I haven't written a blog post in quite a while largely because my depression and anxiety have taken a bit of a turn for the worse.  Last summer's cardiac scare, caused by side effects of the various psychiatric drugs I was on at the time, and my subsequent dismissal from the Mood Disorder Program at the Royal Ottawa Hospital - brought about by my decision to largely stay off medication following said cardiac scare - right around a very hectic Christmas season seems to have been a tipping point.  Wow, that's a run-on sentence for you.  A clear sign I am out of practice.
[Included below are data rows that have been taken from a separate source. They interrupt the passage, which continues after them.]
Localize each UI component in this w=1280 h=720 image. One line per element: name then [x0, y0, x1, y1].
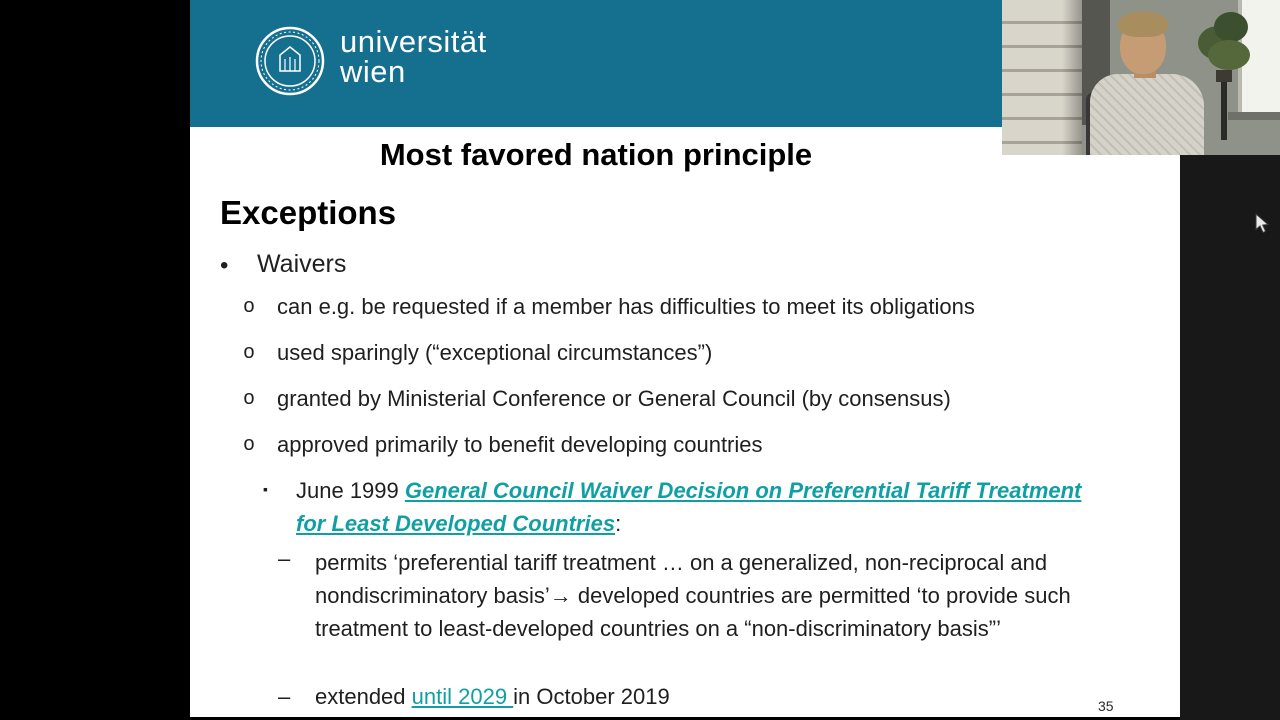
- uni-wien-seal-icon: [254, 25, 326, 97]
- until-2029-link[interactable]: until 2029: [411, 684, 514, 709]
- slide-title: Most favored nation principle: [379, 137, 813, 172]
- bullet-waivers: Waivers: [257, 250, 347, 278]
- wordmark-line-2: wien: [340, 54, 406, 89]
- bullet-extended: extended until 2029 in October 2019: [315, 684, 670, 710]
- webcam-overlay: [1002, 0, 1280, 155]
- uni-wien-wordmark: universität wien: [340, 24, 487, 89]
- dash-glyph: –: [278, 684, 291, 709]
- extended-prefix: extended: [315, 684, 412, 709]
- bullet-point: granted by Ministerial Conference or Gen…: [277, 386, 951, 411]
- extended-suffix: in October 2019: [513, 684, 670, 709]
- plant-pot: [1216, 70, 1232, 82]
- bullet-permits: permits ‘preferential tariff treatment ……: [315, 550, 1071, 641]
- bullet-glyph: •: [220, 252, 229, 279]
- window-sill: [1228, 112, 1280, 120]
- mouse-cursor-icon: [1254, 212, 1270, 240]
- bullet-glyph: o: [243, 342, 256, 365]
- bullet-point: used sparingly (“exceptional circumstanc…: [277, 340, 713, 365]
- plant: [1214, 12, 1248, 42]
- wordmark-line-1: universität: [340, 24, 487, 59]
- shelf-shadow: [1062, 0, 1082, 155]
- bullet-june-1999: June 1999 General Council Waiver Decisio…: [296, 474, 1096, 540]
- bullet-point: approved primarily to benefit developing…: [277, 432, 763, 457]
- plant-stand: [1221, 82, 1227, 140]
- slide-page-number: 35: [1098, 698, 1114, 714]
- person-torso: [1090, 74, 1204, 155]
- person-hair: [1118, 11, 1168, 37]
- waiver-decision-link[interactable]: General Council Waiver Decision on Prefe…: [296, 478, 1082, 536]
- june-prefix: June 1999: [296, 478, 405, 503]
- plant: [1208, 40, 1250, 70]
- section-heading: Exceptions: [220, 194, 397, 231]
- bullet-point: can e.g. be requested if a member has di…: [277, 294, 975, 319]
- bullet-glyph: o: [243, 296, 256, 319]
- bullet-glyph: o: [243, 388, 256, 411]
- shelves: [1002, 0, 1082, 155]
- bullet-glyph: o: [243, 434, 256, 457]
- june-suffix: :: [615, 511, 622, 536]
- dash-glyph: –: [278, 546, 291, 571]
- bullet-glyph: ▪: [263, 481, 268, 497]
So, my state of mind has not been great.  Every little task, even the most trivial, requires a great amount of effort.  Getting out of bed in the morning or brushing my teeth is a daily fight with myself.  During a good week I manage to shave once.  I cling religiously to making sure I work out at least three times a week, though that often means little else gets done on those days.  However, my workouts are the rare times when I don't feel like absolute crap.  We live at risk of our abode being "that house" in the neighbourhood as I have difficulty getting around to the yard work that needs to be done.  Shrubs and grass are overgrown and weeds are taking over the lawn.  Mostly, I fight to fulfill my absolute obligations - going with Kate to her many medical appointments, getting Lena to her activities, cooking and cleaning up around the house with each activity requiring a lot of self-talk to work up the motivation and energy, and each activity, however minor, leave me feeling spent.  I find no, or on a good day little, pleasure in anything.
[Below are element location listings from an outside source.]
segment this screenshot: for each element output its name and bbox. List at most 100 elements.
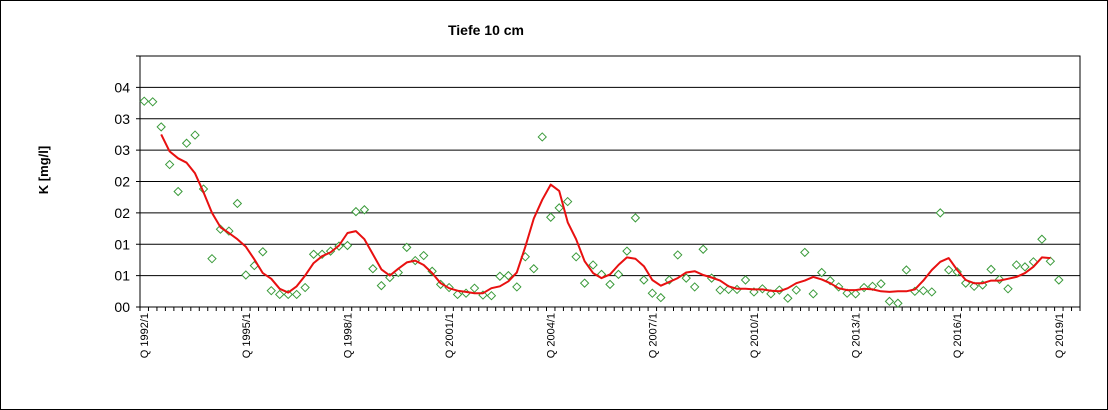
data-point (215, 224, 226, 234)
data-point (808, 289, 818, 299)
data-point (342, 240, 353, 251)
data-point (783, 293, 793, 303)
data-point (190, 130, 200, 140)
y-axis-label: K [mg/l] (36, 146, 51, 194)
data-point (300, 282, 310, 293)
x-tick-label: Q 1998/1 (342, 313, 354, 358)
data-point (893, 298, 903, 308)
y-tick-label: 00 (114, 299, 130, 315)
x-tick-label: Q 2019/1 (1054, 313, 1066, 358)
data-point (402, 242, 412, 253)
data-point (850, 289, 861, 299)
y-tick-label: 03 (114, 111, 130, 127)
data-point (622, 246, 632, 256)
data-point (359, 205, 370, 215)
data-point (529, 264, 539, 274)
x-tick-label: Q 1995/1 (241, 313, 253, 358)
data-point (605, 279, 615, 290)
data-point (944, 265, 954, 275)
data-point (571, 252, 581, 262)
x-tick-label: Q 2007/1 (647, 313, 659, 358)
data-point (1020, 262, 1030, 272)
data-point (368, 264, 378, 274)
data-point (698, 244, 708, 254)
data-point (164, 159, 175, 170)
data-point (681, 273, 691, 283)
data-point (562, 196, 573, 207)
data-point (495, 271, 505, 281)
data-point (486, 290, 497, 301)
data-point (351, 206, 361, 217)
data-point (139, 96, 149, 106)
data-point (656, 292, 666, 303)
line-series (160, 133, 1051, 295)
data-point (435, 279, 446, 290)
data-point (842, 288, 852, 298)
data-point (554, 203, 564, 213)
data-point (173, 186, 183, 197)
x-axis-ticks: Q 1992/1 Q 1995/1 Q 1998/1 Q 2001/1 Q 2004/1… (139, 307, 1081, 358)
data-point (673, 250, 683, 260)
data-point (181, 138, 192, 148)
data-point (884, 296, 895, 307)
x-tick-label: Q 2001/1 (444, 313, 456, 358)
y-tick-label: 02 (114, 174, 130, 190)
data-point (715, 285, 725, 295)
data-point (147, 97, 158, 107)
data-point (512, 282, 522, 292)
y-tick-label: 03 (114, 142, 130, 158)
data-point (376, 280, 387, 291)
data-point (647, 288, 658, 298)
data-point (613, 269, 624, 280)
x-tick-label: Q 1992/1 (139, 313, 151, 358)
data-point (241, 270, 251, 280)
y-tick-label: 02 (114, 205, 130, 221)
gridlines (140, 86, 1080, 277)
data-point (791, 285, 802, 295)
x-tick-label: Q 2010/1 (749, 313, 761, 358)
data-point (935, 208, 945, 218)
data-point (1037, 234, 1047, 244)
data-point (639, 275, 649, 285)
data-point (579, 278, 590, 288)
data-point (207, 253, 217, 264)
data-point (232, 198, 243, 209)
data-point (740, 275, 751, 285)
data-point (859, 282, 869, 293)
data-point (630, 213, 641, 223)
data-point (385, 272, 395, 283)
data-point (156, 122, 166, 132)
data-point (986, 264, 996, 275)
chart-title: Tiefe 10 cm (448, 22, 524, 38)
data-point (503, 270, 514, 281)
data-point (537, 132, 547, 142)
data-point (969, 281, 979, 291)
data-point (546, 212, 556, 222)
y-tick-label: 01 (114, 236, 130, 252)
x-tick-label: Q 2013/1 (851, 313, 863, 358)
data-point (317, 249, 327, 259)
moving-average-line (160, 133, 1051, 295)
data-point (291, 289, 302, 300)
x-tick-label: Q 2016/1 (952, 313, 964, 358)
data-point (918, 285, 929, 296)
data-point (800, 247, 810, 258)
data-point (418, 250, 429, 261)
data-point (308, 249, 319, 259)
data-point (452, 289, 463, 300)
y-tick-label: 01 (114, 268, 130, 284)
y-axis-ticks: 00 01 01 02 02 03 03 04 (114, 55, 140, 315)
data-point (469, 283, 480, 293)
y-tick-label: 04 (114, 79, 130, 95)
data-point (1045, 256, 1056, 266)
data-point (876, 279, 886, 289)
data-point (901, 265, 912, 275)
data-point (1003, 284, 1013, 294)
data-point (1054, 275, 1064, 285)
data-point (266, 285, 276, 296)
data-point (258, 247, 268, 257)
data-point (1011, 260, 1022, 270)
scatter-series (139, 96, 1064, 308)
I live my life with my stomach in constant knots and a profound sadness clouding my mind.  This is no way to live.  Every day is an agony that is difficult to describe.  The great irony is that getting out from under the weight of depression and anxiety requires a lot of work, which, in turn, is difficult to accomplish when you are crushed by the very affliction you are trying to lift off.

Nonetheless, my therapist and I work to try to get things back on track.  Taking baby steps - doing things that I would normally enjoy or would usually be good at, even in small doses, will help light the way out of this very dark tunnel.  So, I will try to write some blog entries - blogging therapy.  Finding the time and energy to do my Cognitive Behavioural Therapy, and pursuing other strategies - in other words, putting in the work - may be my salvation.  I am so tired - eroded is a good adjective - of living like this that I feel a small spark of motivation to get on with it. 

Though I will try to rededicate myself somewhat to my blog-as-therapy, I promise, this will be the last post for a while about my depression.  It consumes me enough.